Fix Gemma 4 mm_token_type_ids Error in Fine-Tuning

You started a perfectly ordinary text-only fine-tune of Gemma 4, and the trainer died on the first step with this:

ValueError: `mm_token_type_ids` is required as a model input when training

No images. No audio. Just chat data. So why is Gemma 4 demanding a multimodal token field? This is a known rough edge in the day-zero Gemma 4 release (transformers issue #45200), and the fix is small once you understand it. This guide gives you a one-line workaround and a complete, copy-paste custom data collator that makes the mm_token_type_ids error disappear for good.

The Error: What You're Actually Seeing

The traceback bottoms out inside the model's forward pass:

File ".../transformers/models/gemma4/modeling_gemma4.py", line ..., in forward
    raise ValueError(
ValueError: `mm_token_type_ids` is required as a model input when training

It fires on the very first training step, regardless of your dataset, LoRA config, or GPU. People hit it with plain Trainer, with TRL's SFTTrainer, and with QLoRA setups alike. The common thread: a text-only dataset being fed to a model that was built multimodal-first.

Why This Happens (Root Cause)

Gemma 4 is multimodal by design. To tell text tokens apart from image and audio tokens, the architecture introduced two extra inputs alongside input_ids:

token_type_ids — the standard segment field.
mm_token_type_ids — the multimodal token-type field that marks which positions are text vs. image vs. audio.

The problem is that the Gemma 4 model code validates the presence of mm_token_type_ids during a training forward pass that computes loss (training mode with labels present) — even when there isn't a single image in your batch. Meanwhile, the standard tokenizer and the default data collators never produce that field. For a text-only run every value would simply be 0, but because the field is missing entirely rather than zero-filled, the model raises instead of assuming a sensible default. (As of the day-zero transformers==5.5.0.dev0 source build, the relevant raise lives in the training branch of modeling_gemma4.py's forward; exact line numbers move between commits.)

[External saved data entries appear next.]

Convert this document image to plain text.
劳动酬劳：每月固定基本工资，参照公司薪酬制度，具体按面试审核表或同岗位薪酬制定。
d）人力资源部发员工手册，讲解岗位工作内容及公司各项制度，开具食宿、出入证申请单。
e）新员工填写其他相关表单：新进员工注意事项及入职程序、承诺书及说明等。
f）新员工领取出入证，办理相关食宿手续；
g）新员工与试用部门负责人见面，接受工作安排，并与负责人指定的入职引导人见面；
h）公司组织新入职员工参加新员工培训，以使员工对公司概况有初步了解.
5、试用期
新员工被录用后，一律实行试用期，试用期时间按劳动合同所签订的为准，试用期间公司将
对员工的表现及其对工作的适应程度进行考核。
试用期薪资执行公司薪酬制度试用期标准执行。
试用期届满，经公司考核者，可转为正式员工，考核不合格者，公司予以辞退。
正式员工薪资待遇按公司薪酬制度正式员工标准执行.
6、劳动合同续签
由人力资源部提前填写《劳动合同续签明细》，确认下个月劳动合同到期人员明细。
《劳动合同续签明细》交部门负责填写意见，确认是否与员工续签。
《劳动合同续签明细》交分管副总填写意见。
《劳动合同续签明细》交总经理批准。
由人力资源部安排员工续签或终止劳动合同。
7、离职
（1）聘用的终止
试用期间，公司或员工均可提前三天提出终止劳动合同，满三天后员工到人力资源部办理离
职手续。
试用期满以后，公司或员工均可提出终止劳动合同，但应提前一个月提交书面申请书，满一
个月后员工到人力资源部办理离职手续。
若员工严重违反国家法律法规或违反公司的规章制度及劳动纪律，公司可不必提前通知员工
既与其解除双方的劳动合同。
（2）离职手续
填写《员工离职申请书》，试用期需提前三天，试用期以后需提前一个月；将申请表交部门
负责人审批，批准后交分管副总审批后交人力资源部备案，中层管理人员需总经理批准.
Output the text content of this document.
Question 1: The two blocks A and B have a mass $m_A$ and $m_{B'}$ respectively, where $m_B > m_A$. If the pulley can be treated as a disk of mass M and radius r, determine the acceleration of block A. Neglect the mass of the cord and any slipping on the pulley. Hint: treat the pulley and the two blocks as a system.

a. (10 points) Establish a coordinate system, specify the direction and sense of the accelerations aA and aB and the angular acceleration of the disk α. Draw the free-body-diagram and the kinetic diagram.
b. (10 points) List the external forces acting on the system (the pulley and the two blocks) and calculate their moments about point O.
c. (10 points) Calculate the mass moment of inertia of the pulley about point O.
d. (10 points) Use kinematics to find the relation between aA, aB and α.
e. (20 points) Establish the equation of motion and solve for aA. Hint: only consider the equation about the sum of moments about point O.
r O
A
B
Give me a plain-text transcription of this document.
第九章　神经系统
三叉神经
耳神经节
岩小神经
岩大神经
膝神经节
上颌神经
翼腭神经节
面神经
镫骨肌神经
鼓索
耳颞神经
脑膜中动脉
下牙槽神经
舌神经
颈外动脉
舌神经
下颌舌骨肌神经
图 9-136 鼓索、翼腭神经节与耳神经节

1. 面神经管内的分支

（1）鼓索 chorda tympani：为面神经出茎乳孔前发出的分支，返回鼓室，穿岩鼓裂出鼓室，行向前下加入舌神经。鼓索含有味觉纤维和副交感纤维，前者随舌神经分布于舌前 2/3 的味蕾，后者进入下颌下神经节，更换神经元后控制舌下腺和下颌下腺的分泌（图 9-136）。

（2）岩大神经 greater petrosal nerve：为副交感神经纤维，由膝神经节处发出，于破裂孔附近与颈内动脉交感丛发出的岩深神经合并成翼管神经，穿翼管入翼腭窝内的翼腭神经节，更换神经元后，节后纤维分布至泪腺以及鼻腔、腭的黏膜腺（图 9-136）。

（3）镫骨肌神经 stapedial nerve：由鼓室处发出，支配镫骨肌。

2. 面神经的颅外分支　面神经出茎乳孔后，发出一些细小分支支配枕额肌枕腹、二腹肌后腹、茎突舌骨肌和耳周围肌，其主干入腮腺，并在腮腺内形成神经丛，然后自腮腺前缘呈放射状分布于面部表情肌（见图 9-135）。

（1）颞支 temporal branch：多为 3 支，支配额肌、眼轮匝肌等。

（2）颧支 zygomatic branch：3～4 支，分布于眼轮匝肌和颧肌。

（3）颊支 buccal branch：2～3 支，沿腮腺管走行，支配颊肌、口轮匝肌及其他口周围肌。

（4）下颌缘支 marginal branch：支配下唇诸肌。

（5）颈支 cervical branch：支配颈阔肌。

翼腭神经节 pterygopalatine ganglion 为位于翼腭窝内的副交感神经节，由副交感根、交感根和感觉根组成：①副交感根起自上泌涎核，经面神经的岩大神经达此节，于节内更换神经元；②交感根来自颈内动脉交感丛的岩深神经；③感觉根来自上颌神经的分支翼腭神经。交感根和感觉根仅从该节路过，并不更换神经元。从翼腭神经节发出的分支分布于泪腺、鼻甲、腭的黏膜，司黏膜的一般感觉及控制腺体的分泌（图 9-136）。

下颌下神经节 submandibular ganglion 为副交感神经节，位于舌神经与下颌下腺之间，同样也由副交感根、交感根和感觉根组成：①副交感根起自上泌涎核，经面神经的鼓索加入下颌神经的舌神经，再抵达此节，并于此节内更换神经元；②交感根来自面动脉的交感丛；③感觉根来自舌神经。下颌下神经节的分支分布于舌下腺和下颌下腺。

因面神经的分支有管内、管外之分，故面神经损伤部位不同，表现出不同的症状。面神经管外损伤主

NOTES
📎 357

So the bug is really a mismatch: the model requires mm_token_type_ids, your tokenizer never creates it, and the trainer throws it away even if you do. Fix all three and the error is gone.

The Quick Fix (One Line)

If you control the loop and just want to unblock training right now, inject a zero tensor before the forward call (make sure torch is imported):

import torch

inputs["mm_token_type_ids"] = torch.zeros_like(inputs["input_ids"])

For text-only data, every token is a text token, so an all-zeros tensor shaped like input_ids is exactly correct. This is enough to get a manual training loop moving. But with Trainer / SFTTrainer you don't own the forward call, so you need the field baked into the batch itself — which is what the collator below does.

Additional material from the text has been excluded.